Inggit Garnasih Ibu Negara Indonesia Pertama
“Sebagai istri yang menyokong
suaminya dalam pergerakan inggit bukanlah sekedar ibu rumah tangga, sosoknya
inspirasi bagi sukarno”ucar Tito (ahli waris Inggit Garnasih).
Lalu siapakah Inggit Garnasih.? Tentu
semua orang sudah paham dan mengetahui siapa beliau. Seorang perempuan yang
cantik parasnya lahir di desa Kemasan 17 Februari 1888 Kecamatan Banjar
kebupaten Bandung Jawa Barat. Gadis tercantik diantara teman-teman seusianya bahkan
pada saat itu ada lelucon “Mendapat Senyuman dari Garnasih ibarat mendapat uang
seringgit” kutipaan buku Biografi Inggit
Sukarno:Perempuan dalam hidup sukarno karya Reni Nuryarti 2007.
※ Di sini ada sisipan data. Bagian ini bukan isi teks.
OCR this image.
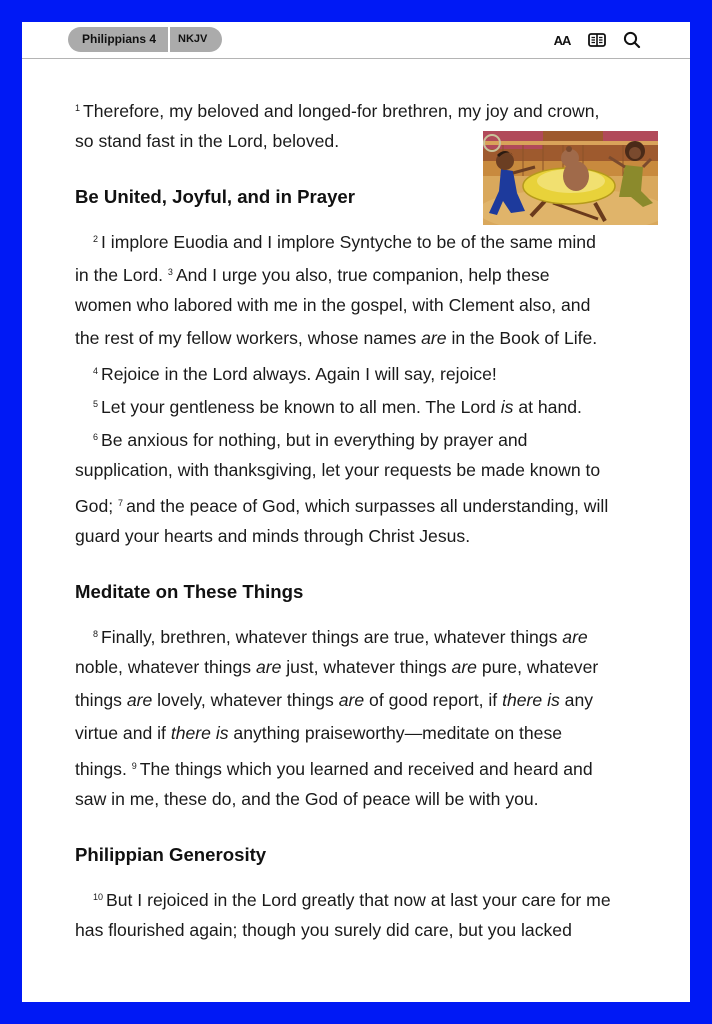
Philippians 4	NKJV	AA
$^1$ Therefore, my beloved and longed-for brethren, my joy and crown,
so stand fast in the Lord, beloved.
Be United, Joyful, and in Prayer
$^2$ I implore Euodia and I implore Syntyche to be of the same mind
in the Lord. $^3$ And I urge you also, true companion, help these
women who labored with me in the gospel, with Clement also, and
the rest of my fellow workers, whose names are in the Book of Life.
$^4$ Rejoice in the Lord always. Again I will say, rejoice!
$^5$ Let your gentleness be known to all men. The Lord is at hand.
$^6$ Be anxious for nothing, but in everything by prayer and
supplication, with thanksgiving, let your requests be made known to
God; $^7$ and the peace of God, which surpasses all understanding, will
guard your hearts and minds through Christ Jesus.
Meditate on These Things
$^8$ Finally, brethren, whatever things are true, whatever things are
noble, whatever things are just, whatever things are pure, whatever
things are lovely, whatever things are of good report, if there is any
virtue and if there is anything praiseworthy—meditate on these
things. $^9$ The things which you learned and received and heard and
saw in me, these do, and the God of peace will be with you.
Philippian Generosity
$^{10}$ But I rejoiced in the Lord greatly that now at last your care for me
has flourished again; though you surely did care, but you lacked
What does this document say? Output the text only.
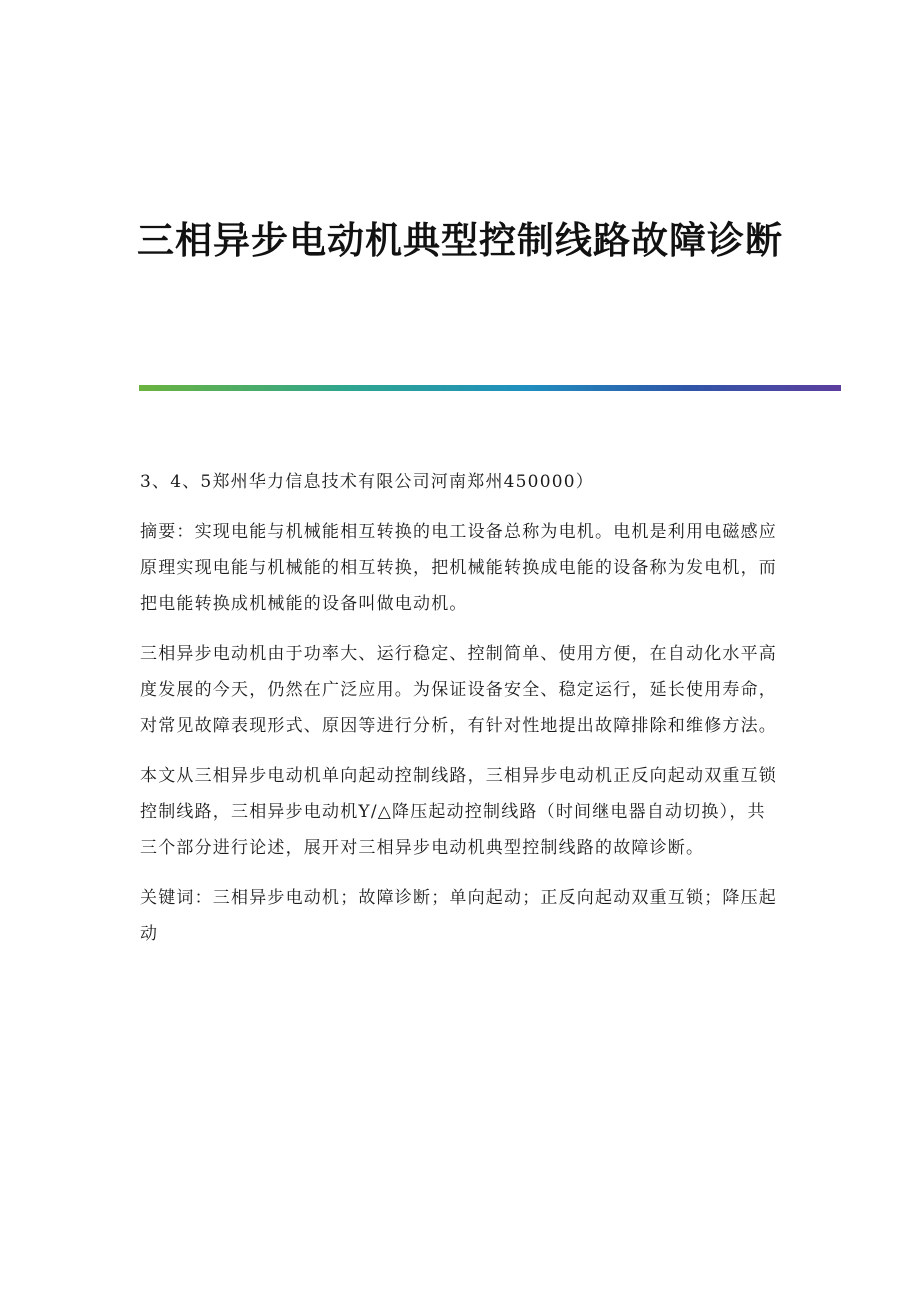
三相异步电动机典型控制线路故障诊断

3、4、5郑州华力信息技术有限公司河南郑州450000）

摘要：实现电能与机械能相互转换的电工设备总称为电机。电机是利用电磁感应原理实现电能与机械能的相互转换，把机械能转换成电能的设备称为发电机，而把电能转换成机械能的设备叫做电动机。

三相异步电动机由于功率大、运行稳定、控制简单、使用方便，在自动化水平高度发展的今天，仍然在广泛应用。为保证设备安全、稳定运行，延长使用寿命，对常见故障表现形式、原因等进行分析，有针对性地提出故障排除和维修方法。

本文从三相异步电动机单向起动控制线路，三相异步电动机正反向起动双重互锁控制线路，三相异步电动机Y/△降压起动控制线路（时间继电器自动切换），共三个部分进行论述，展开对三相异步电动机典型控制线路的故障诊断。

关键词：三相异步电动机；故障诊断；单向起动；正反向起动双重互锁；降压起动
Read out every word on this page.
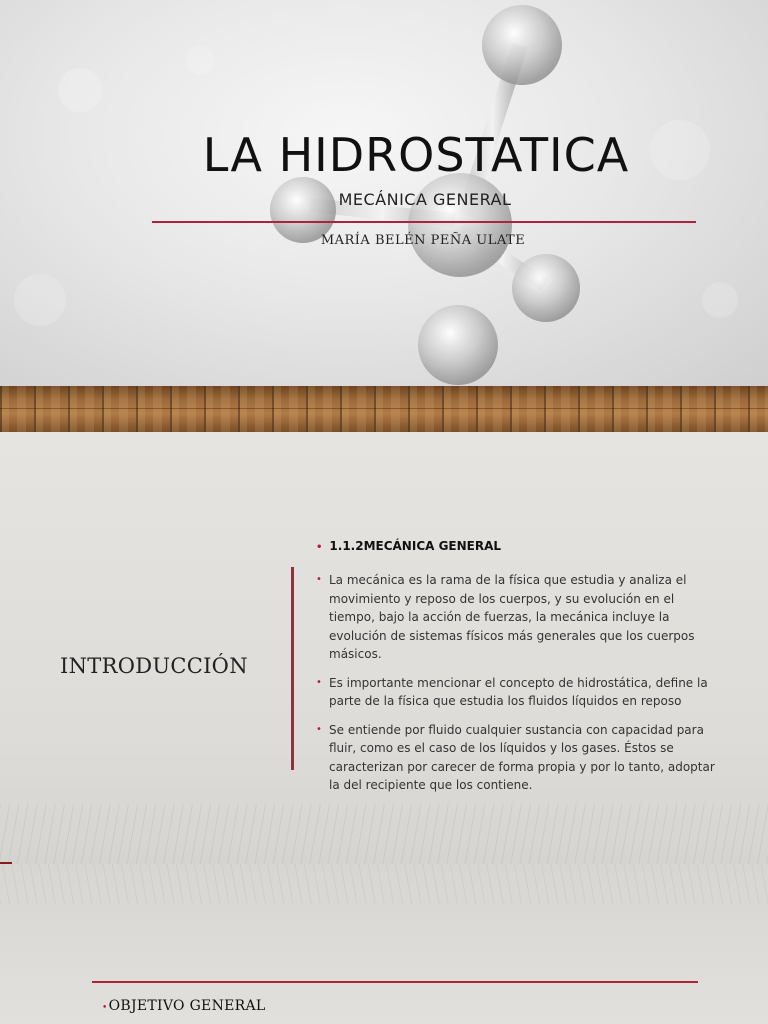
LA HIDROSTATICA
MECÁNICA GENERAL
MARÍA BELÉN PEÑA ULATE
INTRODUCCIÓN
• 1.1.2MECÁNICA GENERAL
• La mecánica es la rama de la física que estudia y analiza el movimiento y reposo de los cuerpos, y su evolución en el tiempo, bajo la acción de fuerzas, la mecánica incluye la evolución de sistemas físicos más generales que los cuerpos másicos.
• Es importante mencionar el concepto de hidrostática, define la parte de la física que estudia los fluidos líquidos en reposo
• Se entiende por fluido cualquier sustancia con capacidad para fluir, como es el caso de los líquidos y los gases. Éstos se caracterizan por carecer de forma propia y por lo tanto, adoptar la del recipiente que los contiene.
•OBJETIVO GENERAL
Pertemuan Sukarno dan Inggit berawal
dari surat tokoh pergerakan nasional, Tjokroaminoto pada tahun 1921. Dalam
surat tersebut dijelaskan bahwa Sukarno yang akan bersekolah di Techniche
Hoogoeschool (yang sekarang kita kenal dengan ITB) agar dapat tinggal dirumah
Ibu Inggit. Pada saat itu Inggit memiliki seorang suami H.Sanoesi yang kemudian
ia memberikan kamar depan rumah mereka untuk ditinggali oleh Sukarno, juga pada
saat itu Sukarno beristrikan Siti Oetari yang tak lain ialah putri dari
Tjokroaminoto sendiri. Berjalannya waktu saat itu Inggit melihat perbedaan
dunia yang jauh antara Sukarno dan Oetari dimana “yang seorang kekanan, yang
seorang kekiri, yang seorang sibuk membaca, belajar bertekun yang seorang main
simbang (permainan tradisional) atau main lompat-lompatan di depan halaman
rumah” ujar Inggit dalam nukilan Istri-Istri Sukarno Karya Reni Nuryanti 2007. Menurut
saya bahwa Sukarno tentu membutuhkan teman diskusi, lawan bicara politik juga
kawan seperjuangan dan ini didapatkannya bersama Ibu Inggit tak heran jika
dalam buku biografi Inggit Sukarno kita dapat membaca bahwa terkadang sukarno
dan Inggit selalu bercengkrama bahkan hinggah tengah malam dari sinilah mulai
tumbuh benih benih cinta. Tepat pada tanggal 24 Maret 1923 Sukarno resmi
melamar Inggit pada H.Sanoesi usai masa Iddah. Demikian sekilas mengenai
pertemuan seorang Bung karno dengan Ibu Inggit Garnasih.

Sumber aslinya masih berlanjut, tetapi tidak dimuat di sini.